Omnicite Editorial. "AI Citation Depth: How to Earn Brand Citations" The Citation Report, Omnicite. https://omnicite.co/blog/how-to-get-your-brand-cited-by-ai-focus-on-depth/
Sources
Source: GPO
GPO reported that Gemini 3.5 Flash in Google AI Mode carries conversational context across follow-up questions, is more selective about cited pages, and puts thin location pages and generic service descriptions at higher risk. GPO, 2026-08-10
Source: Google Search Central
Google explains that the same foundational Search requirements apply to AI features, including crawl access and helpful, reliable, people-first content. Google Search Central, 2025-05-20
Frequently asked questions
What is AI citation depth?
AI citation depth is the degree to which a page gives an AI engine enough relevant, supportable context to answer a question and its likely follow-ups. It is more than mentioning a topic or repeating a keyword.

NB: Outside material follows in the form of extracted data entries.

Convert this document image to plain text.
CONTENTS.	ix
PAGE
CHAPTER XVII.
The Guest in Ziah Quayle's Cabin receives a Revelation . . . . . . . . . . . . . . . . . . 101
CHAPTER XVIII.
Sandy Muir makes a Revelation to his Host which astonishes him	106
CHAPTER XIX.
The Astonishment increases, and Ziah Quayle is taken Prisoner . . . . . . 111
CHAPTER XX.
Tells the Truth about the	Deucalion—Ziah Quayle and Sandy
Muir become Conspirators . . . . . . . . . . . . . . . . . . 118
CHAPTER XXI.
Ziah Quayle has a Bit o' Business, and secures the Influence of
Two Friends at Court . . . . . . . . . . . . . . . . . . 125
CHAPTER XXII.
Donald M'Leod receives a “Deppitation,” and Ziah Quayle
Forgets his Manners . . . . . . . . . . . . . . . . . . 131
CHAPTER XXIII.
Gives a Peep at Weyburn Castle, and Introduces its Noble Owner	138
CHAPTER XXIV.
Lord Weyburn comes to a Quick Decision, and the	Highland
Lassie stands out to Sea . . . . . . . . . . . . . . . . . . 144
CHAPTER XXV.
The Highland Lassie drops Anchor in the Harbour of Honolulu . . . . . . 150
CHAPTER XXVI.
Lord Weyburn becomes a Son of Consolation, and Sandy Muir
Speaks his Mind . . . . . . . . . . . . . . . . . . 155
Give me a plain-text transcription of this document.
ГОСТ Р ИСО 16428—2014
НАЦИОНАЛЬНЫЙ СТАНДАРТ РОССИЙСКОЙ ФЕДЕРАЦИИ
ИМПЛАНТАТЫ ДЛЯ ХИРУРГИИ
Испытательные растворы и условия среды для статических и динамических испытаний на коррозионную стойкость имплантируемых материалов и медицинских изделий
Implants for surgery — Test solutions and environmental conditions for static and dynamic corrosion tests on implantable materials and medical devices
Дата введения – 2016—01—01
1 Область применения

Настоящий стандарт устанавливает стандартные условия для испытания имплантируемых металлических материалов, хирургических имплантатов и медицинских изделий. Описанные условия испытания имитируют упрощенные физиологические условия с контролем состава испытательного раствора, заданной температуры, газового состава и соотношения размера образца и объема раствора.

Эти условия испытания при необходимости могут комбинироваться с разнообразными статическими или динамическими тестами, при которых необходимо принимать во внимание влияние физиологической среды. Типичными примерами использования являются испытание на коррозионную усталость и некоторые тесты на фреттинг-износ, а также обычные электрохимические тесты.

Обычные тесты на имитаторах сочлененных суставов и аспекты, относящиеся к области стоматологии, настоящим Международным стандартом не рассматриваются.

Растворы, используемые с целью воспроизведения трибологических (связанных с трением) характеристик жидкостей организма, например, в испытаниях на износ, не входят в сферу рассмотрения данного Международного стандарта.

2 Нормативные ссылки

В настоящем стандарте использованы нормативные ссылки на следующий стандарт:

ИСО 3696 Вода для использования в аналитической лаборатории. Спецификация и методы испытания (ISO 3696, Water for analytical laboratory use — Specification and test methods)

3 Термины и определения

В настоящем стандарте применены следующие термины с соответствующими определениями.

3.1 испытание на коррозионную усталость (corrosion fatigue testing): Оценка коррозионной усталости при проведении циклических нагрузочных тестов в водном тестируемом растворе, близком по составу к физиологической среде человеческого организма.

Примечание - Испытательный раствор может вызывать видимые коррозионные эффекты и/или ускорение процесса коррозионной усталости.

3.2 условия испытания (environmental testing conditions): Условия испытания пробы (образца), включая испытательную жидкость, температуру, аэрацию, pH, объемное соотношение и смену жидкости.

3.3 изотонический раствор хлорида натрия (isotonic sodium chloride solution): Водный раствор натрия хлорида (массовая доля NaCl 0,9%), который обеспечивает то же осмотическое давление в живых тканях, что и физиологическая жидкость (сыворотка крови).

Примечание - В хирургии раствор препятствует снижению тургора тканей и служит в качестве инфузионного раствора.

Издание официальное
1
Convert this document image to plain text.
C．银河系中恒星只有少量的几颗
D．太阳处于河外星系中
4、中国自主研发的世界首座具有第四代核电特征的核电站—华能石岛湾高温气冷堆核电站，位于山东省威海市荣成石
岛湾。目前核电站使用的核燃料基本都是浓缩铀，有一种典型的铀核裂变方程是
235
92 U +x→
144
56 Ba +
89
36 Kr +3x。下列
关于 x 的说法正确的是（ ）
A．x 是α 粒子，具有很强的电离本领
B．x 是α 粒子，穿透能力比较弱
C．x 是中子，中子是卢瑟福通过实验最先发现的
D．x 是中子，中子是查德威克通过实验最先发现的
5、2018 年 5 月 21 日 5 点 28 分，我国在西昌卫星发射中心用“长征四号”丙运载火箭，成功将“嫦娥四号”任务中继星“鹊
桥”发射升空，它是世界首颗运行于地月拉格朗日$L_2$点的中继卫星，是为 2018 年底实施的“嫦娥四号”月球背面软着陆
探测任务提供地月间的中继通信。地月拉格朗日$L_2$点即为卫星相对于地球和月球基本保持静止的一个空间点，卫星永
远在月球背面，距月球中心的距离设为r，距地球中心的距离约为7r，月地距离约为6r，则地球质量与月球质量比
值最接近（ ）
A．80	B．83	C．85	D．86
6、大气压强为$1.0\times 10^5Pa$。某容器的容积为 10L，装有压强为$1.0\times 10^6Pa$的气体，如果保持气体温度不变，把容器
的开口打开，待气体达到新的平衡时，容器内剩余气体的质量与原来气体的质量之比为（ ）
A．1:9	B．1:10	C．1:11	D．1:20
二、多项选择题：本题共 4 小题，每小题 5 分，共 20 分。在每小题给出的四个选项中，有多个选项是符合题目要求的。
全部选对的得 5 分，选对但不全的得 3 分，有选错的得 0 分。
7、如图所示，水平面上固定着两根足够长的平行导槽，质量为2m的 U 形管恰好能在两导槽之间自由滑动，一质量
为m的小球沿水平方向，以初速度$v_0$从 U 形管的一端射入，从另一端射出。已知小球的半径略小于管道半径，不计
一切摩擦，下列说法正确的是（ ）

Does more content automatically improve AI citations?
No. More words do not create depth on their own. The page needs relevant explanations, verified facts, decision criteria, and answers to real follow-up questions.
Why can a cited brand fail to get recommended?
A model can use one brand's page as evidence while naming another brand as the recommendation. GPO reported a 69% exclusion rate in the cited research it covered, so citations and recommendations should be measured separately.
Which pages should be audited first?
Start with category pages, comparison pages, high-intent service pages, and location pages that support revenue-critical questions. Prioritize pages that currently provide broad claims but little decision context.
What should a local business add to a location page?
A local business should publish correct first-party facts, service availability, service-area limits, customer preparation details, contact routes, and answers to practical local questions that it can verify.
Can a brand guarantee AI citations by improving depth?
No. Brands should not promise a specific citation count. They can improve the quality, coverage, freshness, and clarity of the material AI engines can evaluate, then measure the resulting visibility.